Enrollment in the College of Business (COB) decreased by 16.7 percent, according to Infomart. Yet, unlike the COB, Michael Stewart, associate dean for educator preparation in the COE, said the COE is seeing a shortage of applicants.

“The atmosphere in the United States towards teachers, in general, is one that has a negative effect on individuals going into the profession,” Stewart said. “I think people want to be in a profession that is valued, and a lot of people are questioning whether teachers are valued today.”

In March, Gov. Rick Scott signed a bill into law that tied teacher pay to FCAT performance and education levels attained by the instructor. Tenure for all new hires in K-12 education was cut. Last week, sick leave pay for teachers came under scrutiny by the government to find ways to save money, according to

Stewart said the majority of the undergraduate population typically studies elementary education. With lower paychecks and increased pressure on standardized testing performance, Stewart said the COE seen its lowest numbers in elementary education enrollment at USF.

“It’s kind of early to tell as to whether or not we’ve stabilized or things will continue to go down,” he said.

Florida Education Association spokesman Mark Pudlow said the outlook on Florida’s public education has been bleak in recent years.

“Politicians are certainly making (teachers’ jobs) more difficult,” he said. “It’s a shame. We need good teachers. It’s a profession that is so vitally important, but because the salary that’s paid is not comparable to other college degree positions, it’s a shame.”

Pudlow said the messages being sent from the government to teachers is not positive.

“We ought to be looking at teachers in the same way we look at architects and software programmers and so many other fields out there that are better compensated than teaching,” he said. “I think that’s something we’re missing the boat on – in Florida and throughout the country.”

According to the St. Petersburg Times, Florida ranks 47 out of all 50 states in average teacher salaries. Florida ranked 28 during the 2006-07 year.
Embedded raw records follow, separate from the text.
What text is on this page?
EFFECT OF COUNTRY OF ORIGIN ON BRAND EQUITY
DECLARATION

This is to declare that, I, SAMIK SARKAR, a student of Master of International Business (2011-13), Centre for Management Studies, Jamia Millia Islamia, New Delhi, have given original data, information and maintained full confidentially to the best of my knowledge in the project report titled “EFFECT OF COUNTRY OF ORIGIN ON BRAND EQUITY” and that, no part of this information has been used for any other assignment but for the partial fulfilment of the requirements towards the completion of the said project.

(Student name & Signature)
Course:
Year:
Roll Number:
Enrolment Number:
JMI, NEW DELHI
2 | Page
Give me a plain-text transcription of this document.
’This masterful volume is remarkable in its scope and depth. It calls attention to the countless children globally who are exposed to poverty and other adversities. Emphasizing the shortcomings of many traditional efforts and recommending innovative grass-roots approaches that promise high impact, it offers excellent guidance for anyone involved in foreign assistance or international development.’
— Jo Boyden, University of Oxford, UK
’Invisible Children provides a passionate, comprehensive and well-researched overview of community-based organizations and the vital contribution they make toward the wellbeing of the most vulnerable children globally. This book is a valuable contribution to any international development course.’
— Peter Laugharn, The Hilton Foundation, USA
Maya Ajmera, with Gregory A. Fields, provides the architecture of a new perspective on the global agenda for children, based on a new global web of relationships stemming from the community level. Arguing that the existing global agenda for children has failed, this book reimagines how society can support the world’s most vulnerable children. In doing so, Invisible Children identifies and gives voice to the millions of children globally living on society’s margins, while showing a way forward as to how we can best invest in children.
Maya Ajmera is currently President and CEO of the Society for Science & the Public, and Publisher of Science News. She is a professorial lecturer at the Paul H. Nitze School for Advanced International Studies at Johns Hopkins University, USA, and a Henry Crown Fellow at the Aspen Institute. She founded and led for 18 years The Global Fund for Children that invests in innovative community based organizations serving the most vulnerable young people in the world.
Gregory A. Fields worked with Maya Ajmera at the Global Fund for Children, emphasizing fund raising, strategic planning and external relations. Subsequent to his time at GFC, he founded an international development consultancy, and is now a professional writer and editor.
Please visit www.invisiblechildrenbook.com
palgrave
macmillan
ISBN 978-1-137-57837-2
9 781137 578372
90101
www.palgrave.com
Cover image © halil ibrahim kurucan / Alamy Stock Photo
According to a report by the Education Information and Accountability Services, the average salary for a Florida public school teacher during the 2010-2011 school year was $45,723. The average salary for an architect in 2011 is $65,574 and the average salary of a software engineer or programmer in 2011 is $99,257.

Overemphasis on standardized tests like the FCAT and an environment in which teachers are responsible for teaching more home skills to students because parents are trying to work more during the recession has deterred many from entering the education field, Pudlow said.

“Over the last decade or so, there’s been a real trend to blame teachers because test scores aren’t what some politicians would like,” he said. “The funding for education, not only at the K-12 level, but also at the university level, has been dwindling over the last few years and those are choices that the politicians have made. It’s a much harsher environment for public education now than it was ten years ago.”

Stewart said recruitment initiatives for new students tend to be in the areas of science, technology, engineering, and math (STEM) education – a field that has promised jobs, according to the Florida Board of Governor’s New Florida Initiative that focuses on STEM programs.

Though COE enrollment has decreased overall, the number of USF students majoring in mathematics education has increased over the past five years by 11 percent, Stewart said.

Our focus in all of our programs is really trying to produce quality in our programs,” he said. “We don’t want to graduate students in areas where there aren’t jobs. We’ve purposely cut back in some areas.”